(39) Maternal Economic Mobility and Infant SGA Rates: The Effect of Father’s Early-life Socioeconomic Position
Thursday, September 29, 2022
7:30 AM – 9:15 AM CT
Blair A. Simon, Ann & Robert H. Lurie Children's Hospital of Chicago, Chicago, IL, United States; James Collins, Ann and Robert H. Lurie Children's Hospital, United States; Shayna D. Hibbs, McGaw Medical Center/Northwestern, United States; Kristin Rankin, University of Illinois- Chicago, United States
Fellow Ann & Robert H. Lurie Children's Hospital of Chicago Chicago, IL, United States
Background: SGA (weight for gestational age < 10th %ile) infants are at increased risk first-year mortality, morbidity, and childhood mortality. Previous studies show that women’s changing economic position is associated with infant SGA rates. Paternal socioeconomic position has received increased research as a major contributor to adverse birth outcome.Paternal low SEP has been associated with an increased risk of SGA independent of maternal demographic characteristics (Enstad et al, MCHH, 2019).
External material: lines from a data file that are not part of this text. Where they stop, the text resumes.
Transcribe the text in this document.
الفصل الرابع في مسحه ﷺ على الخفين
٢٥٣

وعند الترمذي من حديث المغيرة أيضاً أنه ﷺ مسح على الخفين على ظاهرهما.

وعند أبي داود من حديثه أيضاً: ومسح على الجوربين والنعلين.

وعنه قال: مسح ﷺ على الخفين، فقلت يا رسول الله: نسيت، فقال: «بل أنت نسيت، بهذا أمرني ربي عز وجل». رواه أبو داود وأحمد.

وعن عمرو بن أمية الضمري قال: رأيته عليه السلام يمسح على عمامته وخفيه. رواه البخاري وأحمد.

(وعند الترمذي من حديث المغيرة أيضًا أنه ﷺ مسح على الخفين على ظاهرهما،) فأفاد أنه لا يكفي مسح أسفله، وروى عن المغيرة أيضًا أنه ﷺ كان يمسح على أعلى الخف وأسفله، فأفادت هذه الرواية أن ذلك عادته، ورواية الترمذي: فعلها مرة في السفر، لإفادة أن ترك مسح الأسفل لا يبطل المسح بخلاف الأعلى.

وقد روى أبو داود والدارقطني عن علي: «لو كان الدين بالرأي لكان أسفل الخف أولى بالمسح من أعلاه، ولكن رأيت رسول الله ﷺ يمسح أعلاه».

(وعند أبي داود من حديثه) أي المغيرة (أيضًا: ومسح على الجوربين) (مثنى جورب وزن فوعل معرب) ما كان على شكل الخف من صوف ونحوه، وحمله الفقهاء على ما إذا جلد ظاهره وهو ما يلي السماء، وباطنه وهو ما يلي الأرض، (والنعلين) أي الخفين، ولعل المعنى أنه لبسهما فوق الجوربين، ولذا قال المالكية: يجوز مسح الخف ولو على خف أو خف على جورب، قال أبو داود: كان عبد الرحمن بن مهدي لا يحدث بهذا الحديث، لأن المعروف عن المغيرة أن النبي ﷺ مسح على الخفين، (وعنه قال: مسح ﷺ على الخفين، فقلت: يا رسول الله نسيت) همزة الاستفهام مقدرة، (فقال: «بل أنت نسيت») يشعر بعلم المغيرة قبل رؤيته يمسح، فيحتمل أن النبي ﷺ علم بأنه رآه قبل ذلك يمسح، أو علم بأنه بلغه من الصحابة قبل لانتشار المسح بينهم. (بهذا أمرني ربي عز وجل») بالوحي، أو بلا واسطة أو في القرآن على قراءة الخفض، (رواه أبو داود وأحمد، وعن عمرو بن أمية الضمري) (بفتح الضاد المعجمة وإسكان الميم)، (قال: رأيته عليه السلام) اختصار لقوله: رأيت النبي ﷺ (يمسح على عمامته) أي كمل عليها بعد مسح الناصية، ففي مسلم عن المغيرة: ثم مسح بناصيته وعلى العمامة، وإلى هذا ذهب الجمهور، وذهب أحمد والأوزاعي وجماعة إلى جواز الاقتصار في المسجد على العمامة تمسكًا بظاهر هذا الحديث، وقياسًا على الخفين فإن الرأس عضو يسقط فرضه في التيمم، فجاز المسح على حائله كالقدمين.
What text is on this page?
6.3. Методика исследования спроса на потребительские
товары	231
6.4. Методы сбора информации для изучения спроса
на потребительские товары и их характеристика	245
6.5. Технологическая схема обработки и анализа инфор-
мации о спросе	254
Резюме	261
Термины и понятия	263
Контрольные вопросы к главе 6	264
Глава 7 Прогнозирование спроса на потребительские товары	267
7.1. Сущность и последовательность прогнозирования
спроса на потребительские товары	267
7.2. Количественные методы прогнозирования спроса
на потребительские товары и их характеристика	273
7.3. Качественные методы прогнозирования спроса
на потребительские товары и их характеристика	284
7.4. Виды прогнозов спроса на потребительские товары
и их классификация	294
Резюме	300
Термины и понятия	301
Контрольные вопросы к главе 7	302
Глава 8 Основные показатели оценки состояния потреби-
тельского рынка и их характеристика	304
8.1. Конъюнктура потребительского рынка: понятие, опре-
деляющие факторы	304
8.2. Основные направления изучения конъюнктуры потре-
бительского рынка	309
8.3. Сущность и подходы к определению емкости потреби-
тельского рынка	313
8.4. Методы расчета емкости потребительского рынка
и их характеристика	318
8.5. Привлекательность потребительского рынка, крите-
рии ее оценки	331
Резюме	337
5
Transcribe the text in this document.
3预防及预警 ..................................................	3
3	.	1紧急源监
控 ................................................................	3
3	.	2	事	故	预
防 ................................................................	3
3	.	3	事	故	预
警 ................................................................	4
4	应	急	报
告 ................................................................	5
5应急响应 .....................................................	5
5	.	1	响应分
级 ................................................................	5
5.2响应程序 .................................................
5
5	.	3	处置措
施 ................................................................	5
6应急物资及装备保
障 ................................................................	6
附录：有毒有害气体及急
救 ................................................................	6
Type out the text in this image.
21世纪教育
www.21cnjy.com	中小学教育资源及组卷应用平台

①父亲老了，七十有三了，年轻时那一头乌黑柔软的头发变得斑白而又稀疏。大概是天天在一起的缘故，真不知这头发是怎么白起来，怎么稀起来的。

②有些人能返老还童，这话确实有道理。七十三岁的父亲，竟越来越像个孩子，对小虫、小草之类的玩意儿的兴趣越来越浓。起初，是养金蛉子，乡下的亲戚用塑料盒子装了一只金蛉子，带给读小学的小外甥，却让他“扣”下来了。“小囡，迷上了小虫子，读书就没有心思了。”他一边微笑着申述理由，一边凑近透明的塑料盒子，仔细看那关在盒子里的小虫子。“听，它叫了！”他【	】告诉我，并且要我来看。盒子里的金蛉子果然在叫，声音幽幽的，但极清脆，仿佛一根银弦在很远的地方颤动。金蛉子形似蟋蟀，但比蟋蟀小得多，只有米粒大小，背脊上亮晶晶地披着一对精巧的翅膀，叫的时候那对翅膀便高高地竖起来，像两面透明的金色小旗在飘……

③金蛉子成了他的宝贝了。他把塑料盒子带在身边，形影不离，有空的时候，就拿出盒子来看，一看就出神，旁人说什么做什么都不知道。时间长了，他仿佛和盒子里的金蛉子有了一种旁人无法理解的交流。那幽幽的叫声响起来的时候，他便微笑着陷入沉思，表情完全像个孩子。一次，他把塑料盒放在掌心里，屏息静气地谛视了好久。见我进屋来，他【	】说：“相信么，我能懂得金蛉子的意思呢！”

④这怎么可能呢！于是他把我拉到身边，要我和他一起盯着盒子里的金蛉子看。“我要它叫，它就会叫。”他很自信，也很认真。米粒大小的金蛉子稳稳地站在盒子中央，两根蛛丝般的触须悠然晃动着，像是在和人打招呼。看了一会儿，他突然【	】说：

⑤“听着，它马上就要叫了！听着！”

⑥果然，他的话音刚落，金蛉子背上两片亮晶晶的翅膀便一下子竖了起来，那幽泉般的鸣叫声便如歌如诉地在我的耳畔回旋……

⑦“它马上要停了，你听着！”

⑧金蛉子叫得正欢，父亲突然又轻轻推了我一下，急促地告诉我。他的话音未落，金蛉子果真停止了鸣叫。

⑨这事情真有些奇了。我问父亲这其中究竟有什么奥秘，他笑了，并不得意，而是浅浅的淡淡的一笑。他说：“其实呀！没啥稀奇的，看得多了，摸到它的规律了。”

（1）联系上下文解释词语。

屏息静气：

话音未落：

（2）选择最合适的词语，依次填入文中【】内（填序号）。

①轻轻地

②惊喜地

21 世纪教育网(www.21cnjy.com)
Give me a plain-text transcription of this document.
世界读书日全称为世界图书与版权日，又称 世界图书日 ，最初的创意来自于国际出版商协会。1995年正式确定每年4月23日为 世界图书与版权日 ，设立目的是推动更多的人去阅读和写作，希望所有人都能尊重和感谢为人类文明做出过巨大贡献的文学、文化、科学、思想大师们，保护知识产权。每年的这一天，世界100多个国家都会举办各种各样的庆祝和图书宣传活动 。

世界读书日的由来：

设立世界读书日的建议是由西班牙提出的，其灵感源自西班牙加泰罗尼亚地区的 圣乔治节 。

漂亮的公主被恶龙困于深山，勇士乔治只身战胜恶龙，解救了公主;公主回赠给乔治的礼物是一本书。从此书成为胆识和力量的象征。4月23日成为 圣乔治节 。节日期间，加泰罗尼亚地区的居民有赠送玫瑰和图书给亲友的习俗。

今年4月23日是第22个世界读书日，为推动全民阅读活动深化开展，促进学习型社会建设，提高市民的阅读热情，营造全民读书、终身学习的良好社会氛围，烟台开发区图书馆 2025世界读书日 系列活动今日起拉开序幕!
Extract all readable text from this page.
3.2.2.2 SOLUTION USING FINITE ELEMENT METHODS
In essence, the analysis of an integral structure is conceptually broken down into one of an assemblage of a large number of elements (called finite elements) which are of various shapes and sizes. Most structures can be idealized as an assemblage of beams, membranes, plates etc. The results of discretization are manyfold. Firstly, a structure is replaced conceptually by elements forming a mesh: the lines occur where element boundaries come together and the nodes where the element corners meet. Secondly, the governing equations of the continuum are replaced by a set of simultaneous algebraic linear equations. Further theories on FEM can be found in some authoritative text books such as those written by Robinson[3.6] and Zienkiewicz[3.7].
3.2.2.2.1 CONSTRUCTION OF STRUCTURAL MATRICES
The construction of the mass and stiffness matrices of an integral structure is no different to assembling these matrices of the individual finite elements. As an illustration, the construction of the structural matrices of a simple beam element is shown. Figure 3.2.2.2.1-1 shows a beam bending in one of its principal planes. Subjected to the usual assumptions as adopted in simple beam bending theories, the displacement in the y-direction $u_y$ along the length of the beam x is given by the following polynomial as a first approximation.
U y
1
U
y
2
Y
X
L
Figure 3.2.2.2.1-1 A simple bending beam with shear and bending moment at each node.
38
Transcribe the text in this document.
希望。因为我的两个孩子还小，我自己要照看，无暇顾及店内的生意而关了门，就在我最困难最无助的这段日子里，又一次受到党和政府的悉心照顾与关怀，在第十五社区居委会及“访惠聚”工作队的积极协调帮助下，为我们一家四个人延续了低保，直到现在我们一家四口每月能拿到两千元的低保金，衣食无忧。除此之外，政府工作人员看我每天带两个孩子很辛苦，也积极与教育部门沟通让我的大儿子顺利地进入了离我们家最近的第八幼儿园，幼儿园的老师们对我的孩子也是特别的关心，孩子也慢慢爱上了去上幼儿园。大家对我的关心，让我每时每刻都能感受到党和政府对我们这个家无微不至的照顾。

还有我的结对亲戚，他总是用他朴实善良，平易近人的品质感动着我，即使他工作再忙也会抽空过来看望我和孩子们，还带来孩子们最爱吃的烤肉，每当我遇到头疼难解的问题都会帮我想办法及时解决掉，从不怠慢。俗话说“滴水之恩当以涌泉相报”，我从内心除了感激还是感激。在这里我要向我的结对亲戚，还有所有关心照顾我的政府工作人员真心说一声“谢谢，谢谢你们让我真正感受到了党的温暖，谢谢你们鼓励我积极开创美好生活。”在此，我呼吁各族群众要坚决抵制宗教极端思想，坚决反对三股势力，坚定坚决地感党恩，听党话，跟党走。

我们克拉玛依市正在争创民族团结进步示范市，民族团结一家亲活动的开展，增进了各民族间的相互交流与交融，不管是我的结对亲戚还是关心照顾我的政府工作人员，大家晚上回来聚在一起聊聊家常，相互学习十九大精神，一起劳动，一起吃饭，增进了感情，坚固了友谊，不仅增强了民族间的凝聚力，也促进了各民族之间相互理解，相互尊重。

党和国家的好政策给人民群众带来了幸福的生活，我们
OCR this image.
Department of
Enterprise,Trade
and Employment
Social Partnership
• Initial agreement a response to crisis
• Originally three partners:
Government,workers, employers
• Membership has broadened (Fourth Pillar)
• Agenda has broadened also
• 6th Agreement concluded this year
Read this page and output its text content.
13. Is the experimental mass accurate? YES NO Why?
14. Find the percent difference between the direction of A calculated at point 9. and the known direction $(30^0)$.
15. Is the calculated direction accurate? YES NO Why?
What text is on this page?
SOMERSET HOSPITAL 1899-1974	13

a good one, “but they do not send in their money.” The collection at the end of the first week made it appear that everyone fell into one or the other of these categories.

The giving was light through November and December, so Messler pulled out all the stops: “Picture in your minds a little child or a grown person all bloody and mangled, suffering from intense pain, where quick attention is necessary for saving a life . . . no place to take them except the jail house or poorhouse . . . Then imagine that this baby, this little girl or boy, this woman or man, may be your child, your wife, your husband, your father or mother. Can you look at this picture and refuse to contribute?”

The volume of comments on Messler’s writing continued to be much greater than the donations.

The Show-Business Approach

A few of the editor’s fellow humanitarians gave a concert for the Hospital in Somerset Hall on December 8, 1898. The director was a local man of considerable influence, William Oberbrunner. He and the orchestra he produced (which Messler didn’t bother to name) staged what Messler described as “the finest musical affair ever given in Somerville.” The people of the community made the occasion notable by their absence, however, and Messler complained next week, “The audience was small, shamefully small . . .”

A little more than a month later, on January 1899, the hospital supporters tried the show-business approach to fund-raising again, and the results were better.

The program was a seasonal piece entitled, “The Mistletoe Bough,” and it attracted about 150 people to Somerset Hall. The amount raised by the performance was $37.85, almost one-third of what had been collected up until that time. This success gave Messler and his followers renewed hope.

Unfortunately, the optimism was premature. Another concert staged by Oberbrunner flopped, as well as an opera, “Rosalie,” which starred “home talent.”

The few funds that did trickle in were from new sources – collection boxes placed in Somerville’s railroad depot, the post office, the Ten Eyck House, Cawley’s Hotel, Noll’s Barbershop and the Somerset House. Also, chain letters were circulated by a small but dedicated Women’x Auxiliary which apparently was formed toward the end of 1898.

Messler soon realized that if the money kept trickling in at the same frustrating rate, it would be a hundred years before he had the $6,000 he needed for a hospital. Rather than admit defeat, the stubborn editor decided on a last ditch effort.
The extent to which paternal SEP modifies the relationship between maternal economic mobility and infant SGA rates is unknown.
Objectives: This study aims to investigate the relationship between maternal economic mobility, paternal SEP, and infant SGA rates.
Design/Methods: Stratified and multilevel logistic regression analyses were executed on the Illinois transgenerational dataset of parents (born 1956-1976) and their infants (born 1989-1991) with appended U.S. census income information. The study was limited to singleton infants born in the Chicago metropolitan area to impoverished-born (defined as early-life residence in the lowest or highest quartile census tract income distribution or the geographically broader community area for the 1956-1960 cohort) of Chicago-born mothers and whose fathers were acknowledged on their birth certificate. Father’s early-life SEP was defined by neighborhood income at the time of his birth.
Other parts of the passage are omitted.